Ist dies auch Grund für die weltweite Resonanz der Anliegen der Palästinenser?
Der grosse Zuspruch gründet vor allem darauf, dass in letzter Zeit grosse Emanzipationsbewegungen wie die «Black Lives Matter»-Bewegung einen Resonanzboden geschaffen haben. Die Aktivisten prangern systematische Benachteiligung und strukturellen Rassismus an. Hier ergeben sich Anknüpfungspunkte zu den Anliegen der Palästinenser. Auch die Wahl von Joe Biden hat dazu beigetragen. Er ist zwar nicht dem eher linken Flügel der Demokraten zuzurechnen, hat aber einige von dessen Anliegen aufgenommen. Das alleine hat eine Verschiebung des Diskurses bewirkt.

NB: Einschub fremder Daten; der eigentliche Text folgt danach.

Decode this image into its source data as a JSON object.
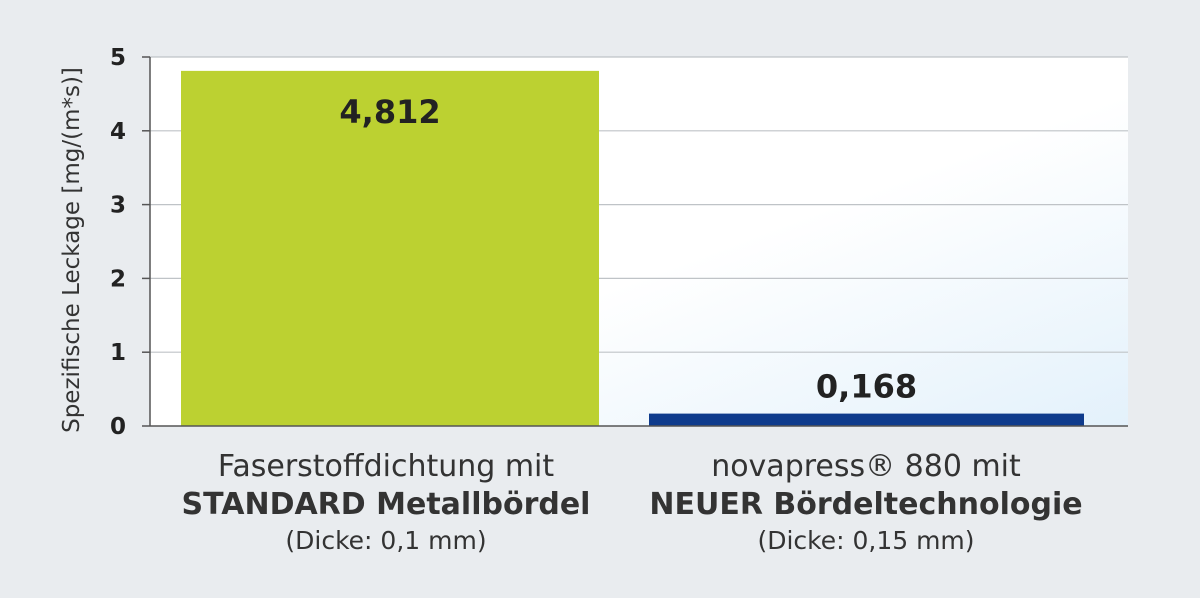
{
  "chart_data": {
    "type": "bar",
    "ylabel": "Spezifische Leckage [mg/(m*s)]",
    "ylim": [
      0,
      5
    ],
    "yticks": [
      "0",
      "1",
      "2",
      "3",
      "4",
      "5"
    ],
    "grid": true,
    "categories": [
      {
        "line1": "Faserstoffdichtung mit",
        "line2": "STANDARD Metallbördel",
        "line3": "(Dicke: 0,1 mm)"
      },
      {
        "line1": "novapress® 880 mit",
        "line2": "NEUER Bördeltechnologie",
        "line3": "(Dicke: 0,15 mm)"
      }
    ],
    "values": [
      4.812,
      0.168
    ],
    "value_labels": [
      "4,812",
      "0,168"
    ],
    "colors": [
      "#bcd131",
      "#0f3b8c"
    ]
  }
}
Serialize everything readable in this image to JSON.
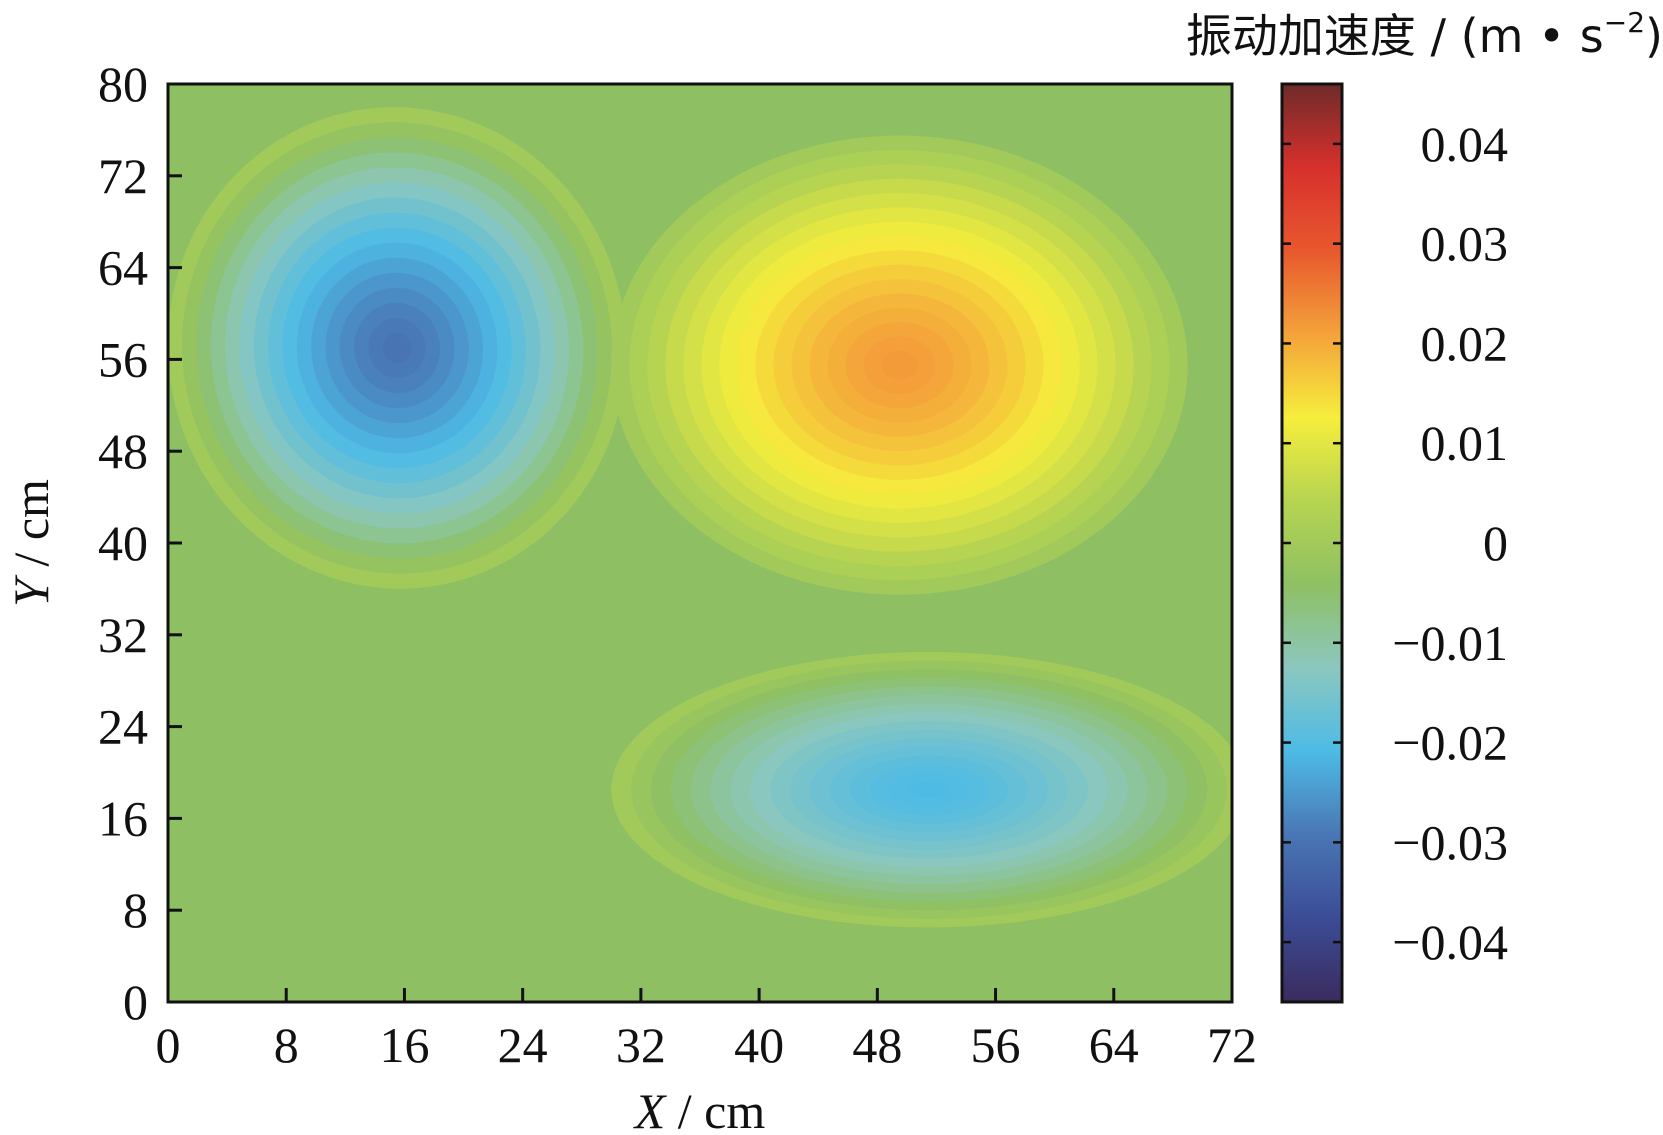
{
  "chart_data": {
    "type": "heatmap",
    "title": "",
    "xlabel_var": "X",
    "xlabel_unit": " / cm",
    "ylabel_var": "Y",
    "ylabel_unit": " / cm",
    "xlim": [
      0,
      72
    ],
    "ylim": [
      0,
      80
    ],
    "x_ticks": [
      0,
      8,
      16,
      24,
      32,
      40,
      48,
      56,
      64,
      72
    ],
    "y_ticks": [
      0,
      8,
      16,
      24,
      32,
      40,
      48,
      56,
      64,
      72,
      80
    ],
    "colorbar": {
      "title": "振动加速度 / (m • s",
      "title_exponent": "−2",
      "title_close": ")",
      "range": [
        -0.046,
        0.046
      ],
      "ticks": [
        0.04,
        0.03,
        0.02,
        0.01,
        0,
        -0.01,
        -0.02,
        -0.03,
        -0.04
      ],
      "tick_labels": [
        "0.04",
        "0.03",
        "0.02",
        "0.01",
        "0",
        "−0.01",
        "−0.02",
        "−0.03",
        "−0.04"
      ],
      "colors": [
        "#3b2b5e",
        "#3b4c96",
        "#4a76b5",
        "#4dbbe6",
        "#8bc7bf",
        "#8ec063",
        "#b6d451",
        "#f6ee3c",
        "#f4a23a",
        "#e8582e",
        "#d7302c",
        "#6e2b2a"
      ]
    },
    "field_extrema": [
      {
        "x": 15.5,
        "y": 57,
        "value": -0.03,
        "label": "minimum"
      },
      {
        "x": 49.5,
        "y": 55.5,
        "value": 0.022,
        "label": "maximum"
      },
      {
        "x": 51.5,
        "y": 18.5,
        "value": -0.021,
        "label": "minimum"
      }
    ],
    "grid": false
  }
}
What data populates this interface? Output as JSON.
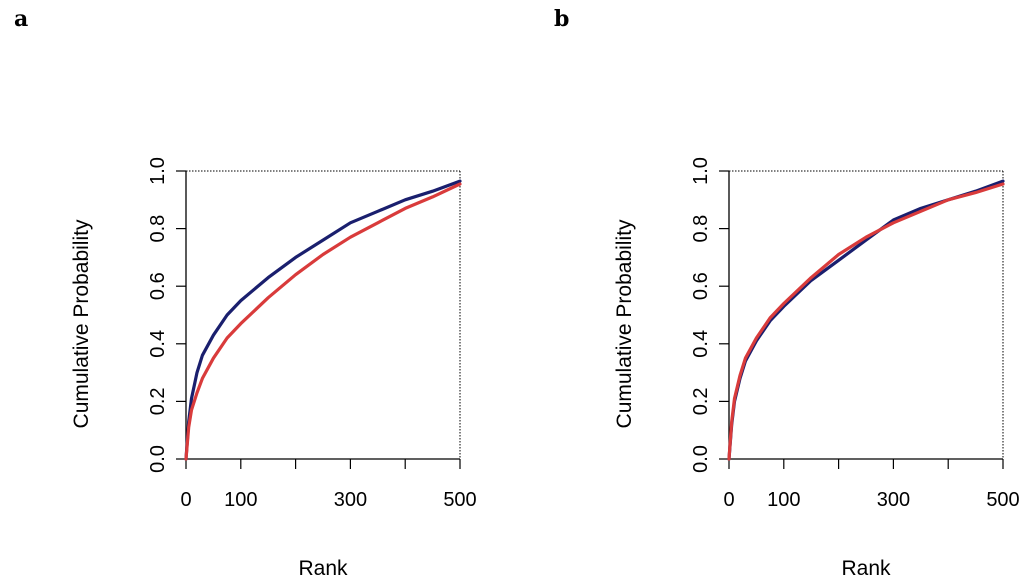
{
  "panels": [
    {
      "letter": "a"
    },
    {
      "letter": "b"
    }
  ],
  "chart_data": [
    {
      "type": "line",
      "panel": "a",
      "xlabel": "Rank",
      "ylabel": "Cumulative Probability",
      "xlim": [
        0,
        500
      ],
      "ylim": [
        0,
        1
      ],
      "xticks": [
        0,
        100,
        200,
        300,
        400,
        500
      ],
      "xtick_labels": [
        "0",
        "100",
        "",
        "300",
        "",
        "500"
      ],
      "yticks": [
        0,
        0.2,
        0.4,
        0.6,
        0.8,
        1.0
      ],
      "ytick_labels": [
        "0.0",
        "0.2",
        "0.4",
        "0.6",
        "0.8",
        "1.0"
      ],
      "series": [
        {
          "color": "#1a1f6e",
          "x": [
            0,
            5,
            10,
            20,
            30,
            50,
            75,
            100,
            150,
            200,
            250,
            300,
            350,
            400,
            450,
            500
          ],
          "y": [
            0,
            0.13,
            0.21,
            0.3,
            0.36,
            0.43,
            0.5,
            0.55,
            0.63,
            0.7,
            0.76,
            0.82,
            0.86,
            0.9,
            0.93,
            0.965
          ]
        },
        {
          "color": "#d93b3b",
          "x": [
            0,
            5,
            10,
            20,
            30,
            50,
            75,
            100,
            150,
            200,
            250,
            300,
            350,
            400,
            450,
            500
          ],
          "y": [
            0,
            0.11,
            0.17,
            0.23,
            0.28,
            0.35,
            0.42,
            0.47,
            0.56,
            0.64,
            0.71,
            0.77,
            0.82,
            0.87,
            0.91,
            0.955
          ]
        }
      ]
    },
    {
      "type": "line",
      "panel": "b",
      "xlabel": "Rank",
      "ylabel": "Cumulative Probability",
      "xlim": [
        0,
        500
      ],
      "ylim": [
        0,
        1
      ],
      "xticks": [
        0,
        100,
        200,
        300,
        400,
        500
      ],
      "xtick_labels": [
        "0",
        "100",
        "",
        "300",
        "",
        "500"
      ],
      "yticks": [
        0,
        0.2,
        0.4,
        0.6,
        0.8,
        1.0
      ],
      "ytick_labels": [
        "0.0",
        "0.2",
        "0.4",
        "0.6",
        "0.8",
        "1.0"
      ],
      "series": [
        {
          "color": "#1a1f6e",
          "x": [
            0,
            5,
            10,
            20,
            30,
            50,
            75,
            100,
            150,
            200,
            250,
            300,
            350,
            400,
            450,
            500
          ],
          "y": [
            0,
            0.12,
            0.2,
            0.28,
            0.34,
            0.41,
            0.48,
            0.53,
            0.62,
            0.69,
            0.76,
            0.83,
            0.87,
            0.9,
            0.93,
            0.965
          ]
        },
        {
          "color": "#d93b3b",
          "x": [
            0,
            5,
            10,
            20,
            30,
            50,
            75,
            100,
            150,
            200,
            250,
            300,
            350,
            400,
            450,
            500
          ],
          "y": [
            0,
            0.13,
            0.21,
            0.29,
            0.35,
            0.42,
            0.49,
            0.54,
            0.63,
            0.71,
            0.77,
            0.82,
            0.86,
            0.9,
            0.925,
            0.955
          ]
        }
      ]
    }
  ]
}
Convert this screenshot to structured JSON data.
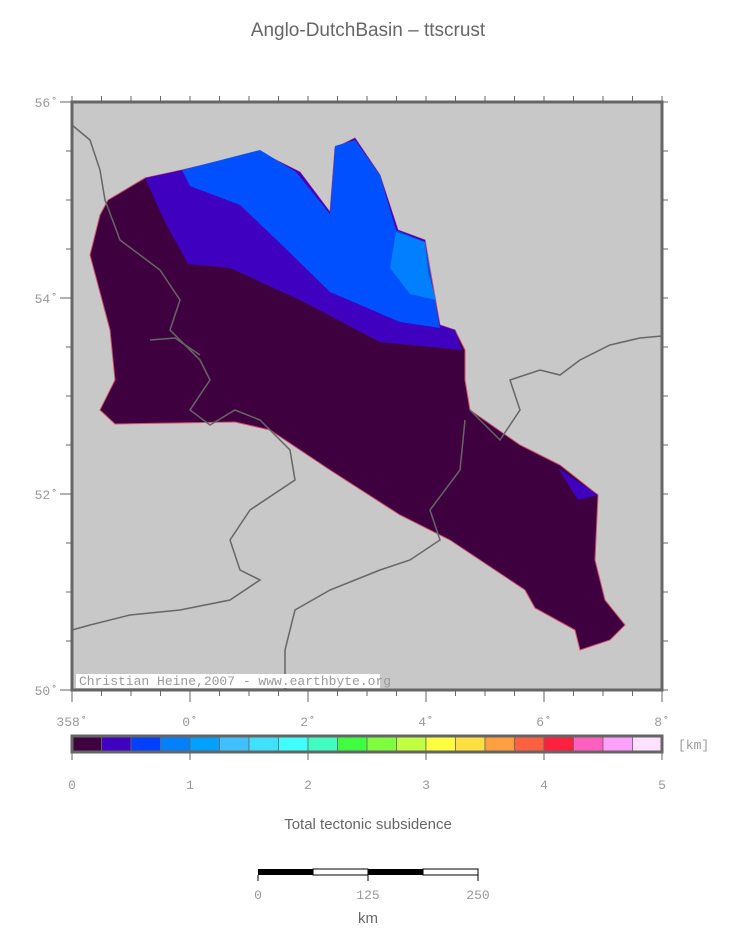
{
  "title": "Anglo-DutchBasin – ttscrust",
  "map": {
    "lat_ticks": [
      {
        "value": 50,
        "label": "50˚"
      },
      {
        "value": 52,
        "label": "52˚"
      },
      {
        "value": 54,
        "label": "54˚"
      },
      {
        "value": 56,
        "label": "56˚"
      }
    ],
    "lon_ticks": [
      {
        "value": 358,
        "label": "358˚"
      },
      {
        "value": 360,
        "label": "0˚"
      },
      {
        "value": 362,
        "label": "2˚"
      },
      {
        "value": 364,
        "label": "4˚"
      },
      {
        "value": 366,
        "label": "6˚"
      },
      {
        "value": 368,
        "label": "8˚"
      }
    ],
    "credit": "Christian Heine,2007 - www.earthbyte.org"
  },
  "colorbar": {
    "ticks": [
      0,
      1,
      2,
      3,
      4,
      5
    ],
    "unit": "[km]",
    "label": "Total tectonic subsidence",
    "colors": [
      "#3f003f",
      "#3f00bf",
      "#0040ff",
      "#0080ff",
      "#00a0ff",
      "#40c0ff",
      "#40e0ff",
      "#40ffff",
      "#40ffc0",
      "#40ff40",
      "#80ff40",
      "#c0ff40",
      "#ffff40",
      "#ffe040",
      "#ffa040",
      "#ff6040",
      "#ff2040",
      "#ff60c0",
      "#ffa0ff",
      "#ffe0ff"
    ]
  },
  "scalebar": {
    "ticks": [
      0,
      125,
      250
    ],
    "unit": "km"
  }
}
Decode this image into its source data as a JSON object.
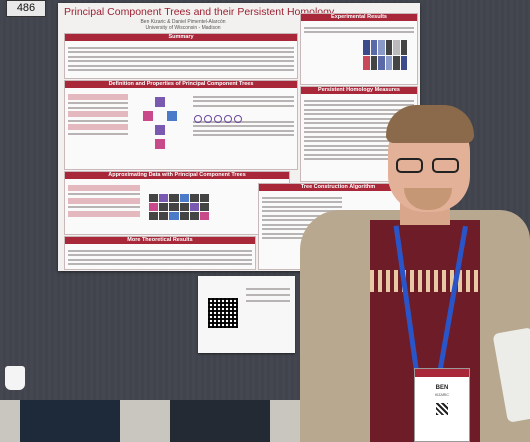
{
  "board_number": "486",
  "poster": {
    "title": "Principal Component Trees and their Persistent Homology",
    "authors": "Ben Kizaric & Daniel Pimentel-Alarcón",
    "affiliation": "University of Wisconsin - Madison",
    "sections": {
      "summary": "Summary",
      "definition": "Definition and Properties of Principal Component Trees",
      "approximating": "Approximating Data with Principal Component Trees",
      "theory": "More Theoretical Results",
      "experimental": "Experimental Results",
      "persistent": "Persistent Homology Measures",
      "construction": "Tree Construction Algorithm"
    }
  },
  "badge": {
    "name": "BEN",
    "surname": "KIZARIC"
  },
  "colors": {
    "accent": "#a8283a",
    "lanyard": "#2a55c8"
  }
}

Beide Seiten feiern ihren Sieg. Kann es wirklich zwei Sieger geben?
Sowohl der Hamas als auch Premier Netanyahu kam die Eskalation nicht ungelegen. Die Hamas konnten ihren Einfluss unter den Palästinensern stärken. Die Fatah hat durch Korruption und fehlende politische Schlagkraft Vertrauen verloren. Da konnte sich die Hamas profilieren. Auch Netanjahu konnte vom Konflikt profitieren. Seine Stellung war durch den voranschreitenden Regierungsbildungsprozess unter Führung von Yair Lapid bedroht. Netanjahu positioniert sich als einziger, der Israel gegen die Bedrohung durch den Iran führen kann. Die Bildung einer neuen Regierung würde seine Rolle infrage stellen. Dies konnte er zunächst abwehren. Es ist paradox, aber die Extremisten auf beiden Seiten brauchen einander und gehen vorerst gestärkt hervor.
So kommt der Konflikt nicht zu einem Ende?
Nein, denn die grundlegenden Probleme bleiben bestehen. Die Hamas hat das Ziel, den Staat Israel als Ganzes zu vernichten, so haben sie es jedenfalls in ihrem Manifest festgehalten. Sie werden also wieder angreifen, denn ihre Legitimation beruht auf diesem Antagonismus. Ob sie, wie die PLO, davon einmal abrückt, muss offenbleiben. Bei Netanjahu ist es nicht viel anders. Er braucht den Antagonismus, um die Besiedelung der Westbank voranzutreiben. Die Annexion der besetzten Gebiete steht nach wie vor im Raum. Es kann also gut sein, dass es zu weiteren Eskalationen kommt, wenn Netanjahu die Siedlungsgebiete weitertreibt.
Ist eine Zwei-Staaten-Lösung noch realistisch oder rückt diese in weite Ferne?
Durch den Siedlungsbau seit dem Oslo-Abkommen 1993 ist die Zwei-Staaten-Lösung faktisch wohl verunmöglicht worden. Wollte man die über 600'000 israelischen Siedler in der Westbank evakuieren, führte dies wohl zu einem Bürgerkrieg. Die Alternative wäre ein Staat, in dem alle die gleichen Rechte haben. Aber dies setzt den Willen voraus, die jeweils anderen als gleiche anzuerkennen. Schwer vorstellbar, dass sich Israel darauf einliesse. Zudem: Wenn Deutschschweizer und Romands unter dem Dach eines Staates leben, ist das eine Sache, dort wäre es eine andere.
Was kann die Schweiz tun?
Gesprächsfäden aufrechterhalten und, etwa auch über das IKRK, humanitäre Dienste leisten. Nun muss der Gaza-Streifen wieder aufgebaut werden, die Wohnungen, Infrastruktur, Spitäler, die Wasser- und Abwassersysteme, die zerstört worden sind. Eine sinnvolle Direktmassnahme wäre zum Beispiel, dass man den Anwohnern in Gaza den Covid-Impfstoff zur Verfügung stellt. Die Anzahl der Geimpften ist momentan marginal. Dabei ist der Gaza-Streifen eines der am dichtesten besiedelten Gebiete überhaupt, da hat sich Covid wie ein Lauffeuer ausgebreitet. Hier könnte die Schweiz sicher etwas tun.